Radiationless relaxation of rare-earth ions in solids: Phenomenological effects of ff and fd transitions and the origin of multiphonon relaxation in first-order perturbation theory

Abstract
In this paper, the phenomenological effects of df and ff processes are examined. The relationship between radiationless multiphonon decay and excitation processes is obtained in terms of the first‐order adiabatic relaxation theory. A detailed analysis is given of the experimentally observed temperature dependence of the lifetimes and intensities of Sm2+ 5D0 fluorescence in KCl and SrF2. From this analysis, rate constants for the nonradiative d?5D0 processes are evaluated. The observed characteristics of radiationless ff and fd relaxation processes are compared in terms of the theoretical dependence of the rate constant on the energy gap, on temperature, and on the frequencies of the phonon modes of the host crystals.

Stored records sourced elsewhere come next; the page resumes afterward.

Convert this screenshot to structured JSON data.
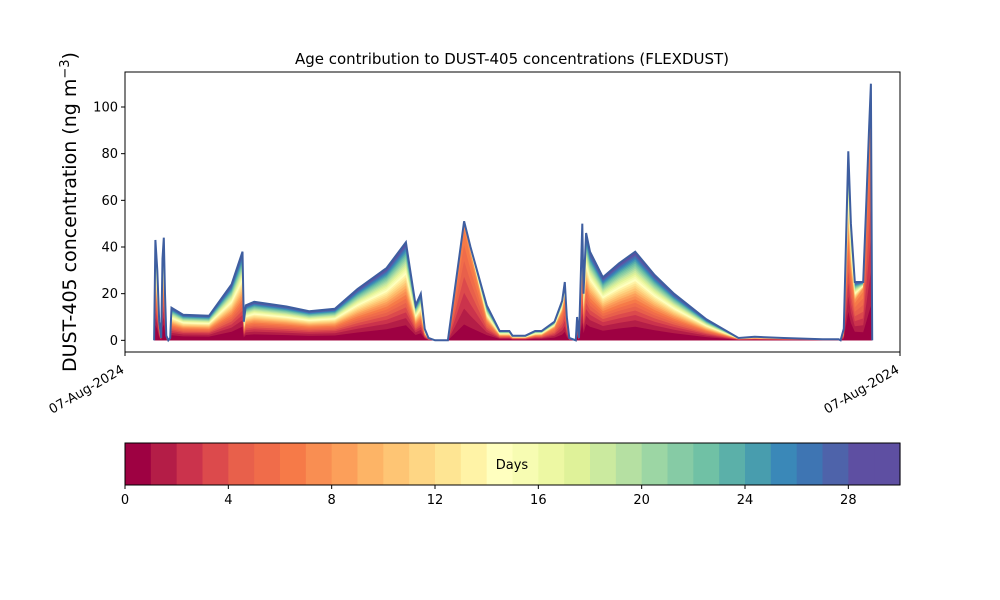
{
  "chart_data": {
    "type": "area",
    "title": "Age contribution to DUST-405 concentrations (FLEXDUST)",
    "ylabel_prefix": "DUST-405 concentration (ng m",
    "ylabel_exponent": "−3",
    "ylabel_suffix": ")",
    "xlabel": "",
    "x_tick_labels": [
      "07-Aug-2024",
      "07-Aug-2024"
    ],
    "ylim": [
      -5,
      115
    ],
    "y_ticks": [
      0,
      20,
      40,
      60,
      80,
      100
    ],
    "grid": false,
    "stacked": true,
    "series_count": 30,
    "profile": [
      [
        0.045,
        0
      ],
      [
        0.047,
        43
      ],
      [
        0.05,
        30
      ],
      [
        0.053,
        8
      ],
      [
        0.056,
        1
      ],
      [
        0.058,
        35
      ],
      [
        0.06,
        44
      ],
      [
        0.062,
        20
      ],
      [
        0.064,
        2
      ],
      [
        0.067,
        0
      ],
      [
        0.07,
        1
      ],
      [
        0.072,
        14
      ],
      [
        0.09,
        11
      ],
      [
        0.13,
        10.5
      ],
      [
        0.165,
        24
      ],
      [
        0.182,
        38
      ],
      [
        0.184,
        8
      ],
      [
        0.187,
        15
      ],
      [
        0.2,
        16.5
      ],
      [
        0.25,
        14.5
      ],
      [
        0.285,
        12.5
      ],
      [
        0.325,
        13.5
      ],
      [
        0.36,
        22
      ],
      [
        0.405,
        31
      ],
      [
        0.435,
        42
      ],
      [
        0.45,
        15
      ],
      [
        0.458,
        20
      ],
      [
        0.464,
        5
      ],
      [
        0.47,
        1
      ],
      [
        0.48,
        0
      ],
      [
        0.5,
        0
      ],
      [
        0.525,
        51
      ],
      [
        0.535,
        40
      ],
      [
        0.56,
        15
      ],
      [
        0.58,
        4
      ],
      [
        0.595,
        4
      ],
      [
        0.6,
        2
      ],
      [
        0.62,
        2
      ],
      [
        0.635,
        4
      ],
      [
        0.645,
        4
      ],
      [
        0.665,
        8
      ],
      [
        0.677,
        17
      ],
      [
        0.681,
        25
      ],
      [
        0.684,
        10
      ],
      [
        0.688,
        1
      ],
      [
        0.698,
        0
      ],
      [
        0.7,
        10
      ],
      [
        0.703,
        1
      ],
      [
        0.708,
        50
      ],
      [
        0.71,
        20
      ],
      [
        0.714,
        46
      ],
      [
        0.72,
        38
      ],
      [
        0.74,
        27
      ],
      [
        0.765,
        33
      ],
      [
        0.79,
        38
      ],
      [
        0.82,
        28
      ],
      [
        0.85,
        20
      ],
      [
        0.9,
        9
      ],
      [
        0.95,
        1
      ],
      [
        0.975,
        1.5
      ],
      [
        1.02,
        1
      ],
      [
        1.08,
        0.5
      ],
      [
        1.105,
        0.5
      ],
      [
        1.108,
        0
      ],
      [
        1.113,
        5
      ],
      [
        1.12,
        81
      ],
      [
        1.124,
        50
      ],
      [
        1.13,
        25
      ],
      [
        1.143,
        25
      ],
      [
        1.148,
        60
      ],
      [
        1.152,
        90
      ],
      [
        1.155,
        110
      ],
      [
        1.157,
        0
      ]
    ],
    "young_peaks": [
      [
        0.525,
        1.0
      ],
      [
        0.677,
        0.45
      ],
      [
        1.155,
        0.95
      ]
    ],
    "colorbar": {
      "label": "Days",
      "min": 0,
      "max": 30,
      "ticks": [
        0,
        4,
        8,
        12,
        16,
        20,
        24,
        28
      ],
      "colors": [
        "#9e0142",
        "#b41d47",
        "#cb334c",
        "#dc4a4c",
        "#e8604b",
        "#f06c4a",
        "#f67a48",
        "#f98e52",
        "#fc9f5a",
        "#fdb466",
        "#fec574",
        "#fed684",
        "#fee593",
        "#fff3a6",
        "#ffffbf",
        "#f7fcb2",
        "#edf8a3",
        "#dff299",
        "#cbea9f",
        "#b5e0a2",
        "#9cd6a4",
        "#86cba5",
        "#70c1a5",
        "#5bb0a9",
        "#489dae",
        "#3a88b8",
        "#3e75b3",
        "#4e63aa",
        "#5e4fa2",
        "#5e4fa2"
      ]
    }
  }
}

The main features of the first‐order relaxation theory are compared with those of an earlier high‐order treatment in the crude Born–Oppenheimer approximation. The role of potential‐surface displacements (signifying coupling strengths) in the first‐order perturbation treatment of multiphonon relaxation is discussed. It is shown that in the zero‐displacements limit, the first‐order multiphonon rate constant is identically zero. In this limit, multiphonon processes can only arise from high‐order terms in the perturbation expansion.